ASOS, founded in 2000 by current chief executive Nick Robertson, has been a success story in British retailing with its fast-changing fashions appealing to internet-savvy twentysomethings and attracting fans including U.S. First Lady Michelle Obama and singer Rita Ora.
Its shares have more than doubled over the last year, giving it a market value of 5.8 billion pounds ($9.5 billion), only 2 billion pounds less than the 130 year-old Marks & Spencer (MKS.L), Britain’s biggest clothing retailer.
However, that high valuation gives ASOS little margin for error and its shares fell as much as 6.1 percent on Tuesday after the company posted sales figures for the first four months of its 2013-14 financial year.

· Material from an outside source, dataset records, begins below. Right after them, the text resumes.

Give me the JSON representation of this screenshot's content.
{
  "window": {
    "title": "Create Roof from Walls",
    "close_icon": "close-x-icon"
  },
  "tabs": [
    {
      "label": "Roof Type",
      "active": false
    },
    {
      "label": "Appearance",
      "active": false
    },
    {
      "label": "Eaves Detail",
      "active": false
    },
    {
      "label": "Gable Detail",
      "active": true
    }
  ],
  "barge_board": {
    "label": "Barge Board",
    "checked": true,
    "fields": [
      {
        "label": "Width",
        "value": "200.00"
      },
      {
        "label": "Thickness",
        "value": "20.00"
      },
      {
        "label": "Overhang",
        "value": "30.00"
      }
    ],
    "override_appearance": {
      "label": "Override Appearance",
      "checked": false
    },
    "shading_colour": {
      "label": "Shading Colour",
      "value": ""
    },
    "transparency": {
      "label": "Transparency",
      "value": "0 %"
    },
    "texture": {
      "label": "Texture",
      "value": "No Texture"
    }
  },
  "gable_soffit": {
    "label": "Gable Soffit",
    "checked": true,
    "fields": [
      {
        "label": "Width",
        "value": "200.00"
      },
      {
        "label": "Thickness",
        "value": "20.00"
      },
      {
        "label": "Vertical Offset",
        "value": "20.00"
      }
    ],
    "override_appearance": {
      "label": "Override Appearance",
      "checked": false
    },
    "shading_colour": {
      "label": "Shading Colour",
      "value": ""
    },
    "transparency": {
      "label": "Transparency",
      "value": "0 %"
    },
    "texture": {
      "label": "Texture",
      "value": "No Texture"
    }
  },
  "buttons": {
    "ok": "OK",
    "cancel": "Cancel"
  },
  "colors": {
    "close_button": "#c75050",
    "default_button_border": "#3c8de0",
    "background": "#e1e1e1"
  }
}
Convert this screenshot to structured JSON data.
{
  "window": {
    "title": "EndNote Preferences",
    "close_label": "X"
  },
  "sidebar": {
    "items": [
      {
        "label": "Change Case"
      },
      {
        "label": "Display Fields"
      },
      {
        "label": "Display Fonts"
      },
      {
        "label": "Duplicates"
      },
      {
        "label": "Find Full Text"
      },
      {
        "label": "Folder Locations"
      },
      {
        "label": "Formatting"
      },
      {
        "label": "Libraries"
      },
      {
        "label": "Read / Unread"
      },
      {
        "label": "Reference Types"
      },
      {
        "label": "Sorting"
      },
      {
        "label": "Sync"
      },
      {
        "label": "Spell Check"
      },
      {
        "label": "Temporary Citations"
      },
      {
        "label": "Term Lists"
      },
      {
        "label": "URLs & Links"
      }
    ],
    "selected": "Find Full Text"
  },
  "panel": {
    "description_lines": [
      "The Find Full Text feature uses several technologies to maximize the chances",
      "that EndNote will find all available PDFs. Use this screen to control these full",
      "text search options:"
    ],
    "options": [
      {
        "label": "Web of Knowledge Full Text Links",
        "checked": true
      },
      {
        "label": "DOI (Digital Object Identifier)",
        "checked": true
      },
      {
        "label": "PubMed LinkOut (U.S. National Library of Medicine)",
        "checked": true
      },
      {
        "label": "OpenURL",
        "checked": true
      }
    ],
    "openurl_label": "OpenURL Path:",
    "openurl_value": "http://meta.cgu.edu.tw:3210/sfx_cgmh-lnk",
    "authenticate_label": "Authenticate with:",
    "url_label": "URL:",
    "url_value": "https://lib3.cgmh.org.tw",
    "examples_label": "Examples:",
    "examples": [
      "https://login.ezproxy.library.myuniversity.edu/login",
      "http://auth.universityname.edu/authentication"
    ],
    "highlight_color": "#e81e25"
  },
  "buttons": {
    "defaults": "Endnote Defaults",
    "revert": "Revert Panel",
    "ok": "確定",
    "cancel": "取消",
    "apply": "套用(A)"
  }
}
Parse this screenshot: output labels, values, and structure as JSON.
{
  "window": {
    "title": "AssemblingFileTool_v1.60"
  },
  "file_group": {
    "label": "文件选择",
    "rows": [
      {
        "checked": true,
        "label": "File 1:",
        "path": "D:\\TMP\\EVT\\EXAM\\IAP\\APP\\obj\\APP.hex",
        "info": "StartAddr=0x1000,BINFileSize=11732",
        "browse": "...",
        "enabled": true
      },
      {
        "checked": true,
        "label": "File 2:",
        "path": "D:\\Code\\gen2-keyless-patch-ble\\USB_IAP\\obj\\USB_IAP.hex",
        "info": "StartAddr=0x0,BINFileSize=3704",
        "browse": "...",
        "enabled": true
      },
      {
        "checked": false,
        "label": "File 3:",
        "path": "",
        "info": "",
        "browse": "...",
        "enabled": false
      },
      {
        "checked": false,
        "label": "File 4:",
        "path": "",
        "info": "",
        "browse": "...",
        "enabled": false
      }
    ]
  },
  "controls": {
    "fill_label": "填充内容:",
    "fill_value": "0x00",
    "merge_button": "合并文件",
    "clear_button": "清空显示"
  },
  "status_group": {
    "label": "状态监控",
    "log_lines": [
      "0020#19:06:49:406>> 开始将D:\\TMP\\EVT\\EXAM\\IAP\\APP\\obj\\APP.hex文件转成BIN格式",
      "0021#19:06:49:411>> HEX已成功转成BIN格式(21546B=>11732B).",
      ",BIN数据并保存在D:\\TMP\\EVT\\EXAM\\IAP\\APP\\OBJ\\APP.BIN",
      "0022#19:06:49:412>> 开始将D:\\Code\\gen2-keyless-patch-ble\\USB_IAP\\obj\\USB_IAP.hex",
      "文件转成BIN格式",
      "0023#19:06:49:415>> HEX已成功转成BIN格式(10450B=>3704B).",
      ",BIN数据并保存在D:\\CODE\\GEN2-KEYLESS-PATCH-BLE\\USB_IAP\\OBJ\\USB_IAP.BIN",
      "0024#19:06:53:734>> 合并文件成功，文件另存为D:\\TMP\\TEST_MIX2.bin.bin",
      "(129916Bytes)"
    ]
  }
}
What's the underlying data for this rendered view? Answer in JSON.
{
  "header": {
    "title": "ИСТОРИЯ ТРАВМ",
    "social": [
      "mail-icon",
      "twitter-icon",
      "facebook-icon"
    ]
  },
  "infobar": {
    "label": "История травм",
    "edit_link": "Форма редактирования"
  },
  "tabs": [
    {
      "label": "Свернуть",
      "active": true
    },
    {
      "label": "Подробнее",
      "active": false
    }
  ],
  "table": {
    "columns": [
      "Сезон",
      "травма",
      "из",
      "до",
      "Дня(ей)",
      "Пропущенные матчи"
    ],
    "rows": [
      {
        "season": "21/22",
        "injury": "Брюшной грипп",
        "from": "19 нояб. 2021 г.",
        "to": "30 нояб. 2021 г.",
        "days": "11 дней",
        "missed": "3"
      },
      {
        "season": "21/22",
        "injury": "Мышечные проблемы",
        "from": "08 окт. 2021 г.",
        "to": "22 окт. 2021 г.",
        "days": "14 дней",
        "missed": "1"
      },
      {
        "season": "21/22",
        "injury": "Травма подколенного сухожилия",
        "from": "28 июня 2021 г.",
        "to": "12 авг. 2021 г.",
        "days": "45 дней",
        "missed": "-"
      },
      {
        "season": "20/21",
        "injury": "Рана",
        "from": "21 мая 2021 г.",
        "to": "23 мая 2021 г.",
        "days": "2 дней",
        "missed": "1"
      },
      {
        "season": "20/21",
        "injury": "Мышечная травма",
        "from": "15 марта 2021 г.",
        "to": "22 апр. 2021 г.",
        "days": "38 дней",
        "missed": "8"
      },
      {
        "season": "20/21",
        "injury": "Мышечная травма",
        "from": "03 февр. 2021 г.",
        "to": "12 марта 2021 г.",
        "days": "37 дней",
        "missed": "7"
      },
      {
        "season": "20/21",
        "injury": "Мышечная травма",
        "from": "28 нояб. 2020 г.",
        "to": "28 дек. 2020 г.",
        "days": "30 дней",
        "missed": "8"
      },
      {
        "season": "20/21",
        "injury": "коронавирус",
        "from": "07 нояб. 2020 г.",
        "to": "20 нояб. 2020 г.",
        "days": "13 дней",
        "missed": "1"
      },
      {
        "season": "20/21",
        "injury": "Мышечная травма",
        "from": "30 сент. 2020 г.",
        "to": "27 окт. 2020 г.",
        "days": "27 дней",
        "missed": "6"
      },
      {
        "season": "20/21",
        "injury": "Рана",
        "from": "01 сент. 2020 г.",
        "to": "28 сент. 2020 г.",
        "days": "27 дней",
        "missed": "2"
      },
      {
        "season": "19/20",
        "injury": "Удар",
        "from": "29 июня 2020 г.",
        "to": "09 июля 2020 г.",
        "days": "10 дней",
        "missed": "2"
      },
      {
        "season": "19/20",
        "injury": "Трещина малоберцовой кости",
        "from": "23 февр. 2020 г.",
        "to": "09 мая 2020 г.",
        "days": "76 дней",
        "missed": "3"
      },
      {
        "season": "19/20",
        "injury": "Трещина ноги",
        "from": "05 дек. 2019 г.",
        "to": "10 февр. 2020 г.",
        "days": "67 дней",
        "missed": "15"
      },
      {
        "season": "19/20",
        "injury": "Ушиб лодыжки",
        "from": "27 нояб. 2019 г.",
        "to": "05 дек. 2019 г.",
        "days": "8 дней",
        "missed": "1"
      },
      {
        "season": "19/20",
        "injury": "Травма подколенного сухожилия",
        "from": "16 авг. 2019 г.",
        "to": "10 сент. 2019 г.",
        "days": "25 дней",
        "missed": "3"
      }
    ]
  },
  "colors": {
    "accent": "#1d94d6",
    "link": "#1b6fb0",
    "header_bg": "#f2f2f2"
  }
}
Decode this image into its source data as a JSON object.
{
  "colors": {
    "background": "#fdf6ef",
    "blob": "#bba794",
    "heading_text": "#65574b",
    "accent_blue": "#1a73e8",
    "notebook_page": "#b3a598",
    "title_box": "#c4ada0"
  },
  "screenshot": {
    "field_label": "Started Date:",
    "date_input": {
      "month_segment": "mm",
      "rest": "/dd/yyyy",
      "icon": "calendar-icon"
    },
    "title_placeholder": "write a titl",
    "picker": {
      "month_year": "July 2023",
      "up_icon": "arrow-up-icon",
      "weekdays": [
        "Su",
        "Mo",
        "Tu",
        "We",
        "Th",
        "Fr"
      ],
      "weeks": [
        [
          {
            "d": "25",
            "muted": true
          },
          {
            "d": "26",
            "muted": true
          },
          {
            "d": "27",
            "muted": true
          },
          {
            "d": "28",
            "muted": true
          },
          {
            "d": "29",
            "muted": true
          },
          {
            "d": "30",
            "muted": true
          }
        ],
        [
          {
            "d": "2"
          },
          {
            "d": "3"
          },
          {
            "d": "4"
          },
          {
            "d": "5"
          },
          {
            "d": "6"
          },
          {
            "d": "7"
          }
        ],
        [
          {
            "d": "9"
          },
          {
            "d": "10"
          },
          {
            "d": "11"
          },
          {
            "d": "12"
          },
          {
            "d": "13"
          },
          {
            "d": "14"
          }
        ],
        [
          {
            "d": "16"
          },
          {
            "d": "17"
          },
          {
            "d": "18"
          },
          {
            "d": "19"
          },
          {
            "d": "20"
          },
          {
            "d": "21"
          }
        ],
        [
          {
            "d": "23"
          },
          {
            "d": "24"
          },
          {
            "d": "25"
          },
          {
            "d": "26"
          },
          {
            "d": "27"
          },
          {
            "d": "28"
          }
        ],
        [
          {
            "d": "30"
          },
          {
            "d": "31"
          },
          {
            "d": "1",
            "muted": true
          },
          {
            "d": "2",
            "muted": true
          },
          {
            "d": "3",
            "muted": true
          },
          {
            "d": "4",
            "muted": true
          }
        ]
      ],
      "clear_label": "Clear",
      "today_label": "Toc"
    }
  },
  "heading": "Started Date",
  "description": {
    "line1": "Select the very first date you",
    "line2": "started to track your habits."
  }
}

“Though the impressive UK outcome should certainly be seen as reassuring, some people will be fretting about the overseas slowdown,” independent retail analyst Nick Bubb said.
ASOS said retail sales rose 38 percent to 335.7 million pounds in the four months to December 31, as the firm cashed in on the big trends of oversized coats, slip dresses and the vinyl, pvc and patent leather look.
That compares with analysts’ consensus forecast for growth of 36 percent and 47 percent growth in the fourth quarter of its 2012-13 year.
ASOS’s UK sales jumped 37 percent to 133.7 million pounds, with international sales up 38 percent to 202 million pounds.
Sales in Europe were particularly strong with growth of 69 percent. However growth in the U.S. slowed to 28 percent from 59 percent in the previous three months, reflecting a tougher market for clothes aimed at young people.
In ASOS’s 2012-13 year, the U.S. contributed about 10 percent of total sales.
“We think we can do better in the U.S., time will tell,” Robertson said.
Growth in ASOS’s Rest of World (RoW) division, which includes Australia, Russia and China, slowed to 19 percent from 26 percent.
Robertson said the segment was being dragged down by Australia, where the local currency has strengthened against the pound.
“On a like-for-like basis because of the Australian dollar we are about 15 percent more expensive than we were this time last year,” he said.
RoW accounted for about 30 percent of total sales last year. ASOS does not break down the performance of individual countries in this segment.
ASOS said the retail gross margin rose 90 basis points year-on-year in the period, reflecting tighter stock control.
Industry data published on Thursday showed that while total UK retail sales were up 1.8 percent year-on-year in December, online sales of non-food products grew 19.2 percent, reflecting the speed of the shift in demand from physical stores to the Internet.
Robertson said ASOS’s results were also driven by the firm offering better delivery options, such as a next-day service with hourly slots in the UK, and additional payment methods.
Some analysts are concerned about a potential rise in returned purchases and the cost of delivering goods more quickly to ever more demanding shoppers.
Robertson, however, was relaxed. “You’ve got to remember this is all we do. I‘m not trying to juggle investment across a store portfolio and this. Our investment only goes in one place and that’s improving the speed and efficiency of getting customers their orders.”
He said the company was on track to make 1 billion pounds of sales in the 2013-14 year, one year ahead of target, and is comfortable with analysts’ consensus forecast for underlying pretax profit of 71 million pounds, up from 54.7 million pounds in 2012-13.